The film also reveals something about the system that produced it. 20th Century Studios under Disney can still bet on a Raimi adult-leaning thriller for a January theatrical release, and the bet paid — close to one hundred million dollars worldwide against a forty-million-dollar budget. The streaming split that follows is not promotional incoherence but content architecture. The Raimi-Elfman reunion itself is the most quietly remarkable element. The two had a known fallout during Spider-Man 2; Elfman publicly stated he would not work with Raimi again. Eight collaborations later, the music speaks for itself. Industry rehabilitation cycles work. Director-driven horror at studio scale is not finished.

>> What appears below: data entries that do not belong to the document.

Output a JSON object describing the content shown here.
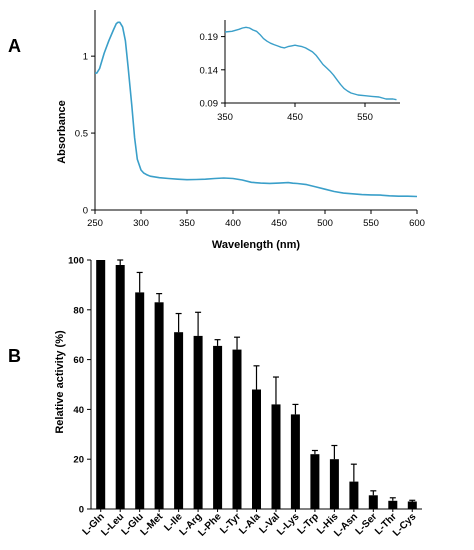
{
  "panels": [
    {
      "letter": "A"
    },
    {
      "letter": "B"
    }
  ],
  "chart_data": [
    {
      "panel": "A",
      "type": "line",
      "xlabel": "Wavelength (nm)",
      "ylabel": "Absorbance",
      "xlim": [
        250,
        600
      ],
      "ylim": [
        0,
        1.3
      ],
      "x_ticks": [
        250,
        300,
        350,
        400,
        450,
        500,
        550,
        600
      ],
      "y_ticks": [
        0,
        0.5,
        1
      ],
      "y_tick_labels": [
        "0",
        "0.5",
        "1"
      ],
      "color": "#3a9fc9",
      "x": [
        250,
        252,
        255,
        260,
        265,
        270,
        273,
        275,
        277,
        280,
        283,
        286,
        290,
        293,
        296,
        300,
        303,
        306,
        310,
        315,
        320,
        330,
        340,
        350,
        360,
        370,
        380,
        390,
        400,
        410,
        420,
        430,
        440,
        450,
        460,
        465,
        470,
        480,
        490,
        500,
        510,
        520,
        530,
        540,
        550,
        560,
        570,
        580,
        590,
        600
      ],
      "y": [
        0.89,
        0.89,
        0.92,
        1.02,
        1.1,
        1.17,
        1.21,
        1.22,
        1.22,
        1.19,
        1.1,
        0.93,
        0.68,
        0.47,
        0.33,
        0.26,
        0.24,
        0.23,
        0.22,
        0.215,
        0.21,
        0.205,
        0.2,
        0.197,
        0.198,
        0.2,
        0.205,
        0.208,
        0.205,
        0.195,
        0.18,
        0.175,
        0.173,
        0.175,
        0.178,
        0.174,
        0.172,
        0.165,
        0.15,
        0.135,
        0.12,
        0.11,
        0.105,
        0.1,
        0.098,
        0.097,
        0.092,
        0.09,
        0.09,
        0.088
      ]
    },
    {
      "panel": "A-inset",
      "type": "line",
      "xlim": [
        350,
        600
      ],
      "ylim": [
        0.09,
        0.215
      ],
      "x_ticks": [
        350,
        450,
        550
      ],
      "y_ticks": [
        0.09,
        0.14,
        0.19
      ],
      "y_tick_labels": [
        "0.09",
        "0.14",
        "0.19"
      ],
      "color": "#3a9fc9",
      "x": [
        350,
        360,
        370,
        375,
        380,
        385,
        390,
        395,
        400,
        405,
        410,
        415,
        420,
        425,
        430,
        435,
        440,
        445,
        450,
        455,
        460,
        465,
        470,
        475,
        480,
        485,
        490,
        495,
        500,
        505,
        510,
        515,
        520,
        525,
        530,
        540,
        550,
        560,
        570,
        580,
        590,
        595
      ],
      "y": [
        0.197,
        0.198,
        0.201,
        0.203,
        0.204,
        0.203,
        0.2,
        0.198,
        0.193,
        0.187,
        0.183,
        0.18,
        0.178,
        0.176,
        0.174,
        0.173,
        0.175,
        0.176,
        0.177,
        0.176,
        0.175,
        0.173,
        0.17,
        0.167,
        0.162,
        0.155,
        0.148,
        0.143,
        0.138,
        0.132,
        0.125,
        0.118,
        0.112,
        0.108,
        0.105,
        0.102,
        0.101,
        0.1,
        0.099,
        0.096,
        0.096,
        0.095
      ]
    },
    {
      "panel": "B",
      "type": "bar",
      "xlabel": "",
      "ylabel": "Relative activity (%)",
      "ylim": [
        0,
        100
      ],
      "y_ticks": [
        0,
        20,
        40,
        60,
        80,
        100
      ],
      "color": "#000000",
      "categories": [
        "L-Gln",
        "L-Leu",
        "L-Glu",
        "L-Met",
        "L-Ile",
        "L-Arg",
        "L-Phe",
        "L-Tyr",
        "L-Ala",
        "L-Val",
        "L-Lys",
        "L-Trp",
        "L-His",
        "L-Asn",
        "L-Ser",
        "L-Thr",
        "L-Cys"
      ],
      "values": [
        100,
        98,
        87,
        83,
        71,
        69.5,
        65.5,
        64,
        48,
        42,
        38,
        22,
        20,
        11,
        5.5,
        3.3,
        3
      ],
      "errors": [
        0,
        2,
        8,
        3.5,
        7.5,
        9.5,
        2.5,
        5,
        9.5,
        11,
        4,
        1.5,
        5.5,
        7,
        1.8,
        1.2,
        0.5
      ]
    }
  ]
}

The audience appetite for corporate-horror premises is large enough that studios are willing to underwrite them at theatrical budgets, and Send Help is the proof of concept that will travel through development meetings for the next several years.

What Send Help cannot answer, and refuses to, is what happens after rescue. Linda and Bradley have now seen each other without the org chart. They know what the other becomes when there is nothing to lose and no one to perform for. The film leaves open the question of whether anyone can return to the meeting once they have seen what the meeting was always concealing — whether competence and dignity, once stripped to their physical floor, can be repaired by reinstating the spreadsheet. Elfman’s final cue is held in suspension, not closed. The corporation, presumably, is still standing.

Send Help

Rachel McAdams and Dylan O’Brien in Send Help (2026)

Send Help is directed by Sam Raimi from a screenplay by Damian Shannon and Mark Swift, with score by Danny Elfman and cinematography by Bill Pope. The cast: Rachel McAdams as Linda Liddle, Dylan O’Brien as Bradley Preston, Dennis Haysbert, Xavier Samuel, Chris Pang, Edyll Ismail, Thaneth Warakulnukroh, and Emma Raimi. Runtime: one hour and fifty-four minutes. Distributed by 20th Century Studios.

The film opened in United States theaters on January 30, 2026, and grossed close to one hundred million dollars worldwide against a forty-million-dollar production budget. From May 7, 2026, Send Help streams on Hulu in the United States — including via the Hulu hub on Disney+ — and on Disney+ internationally, in markets including the United Kingdom, Canada, the European Union, Latin America, Asia, and Australia.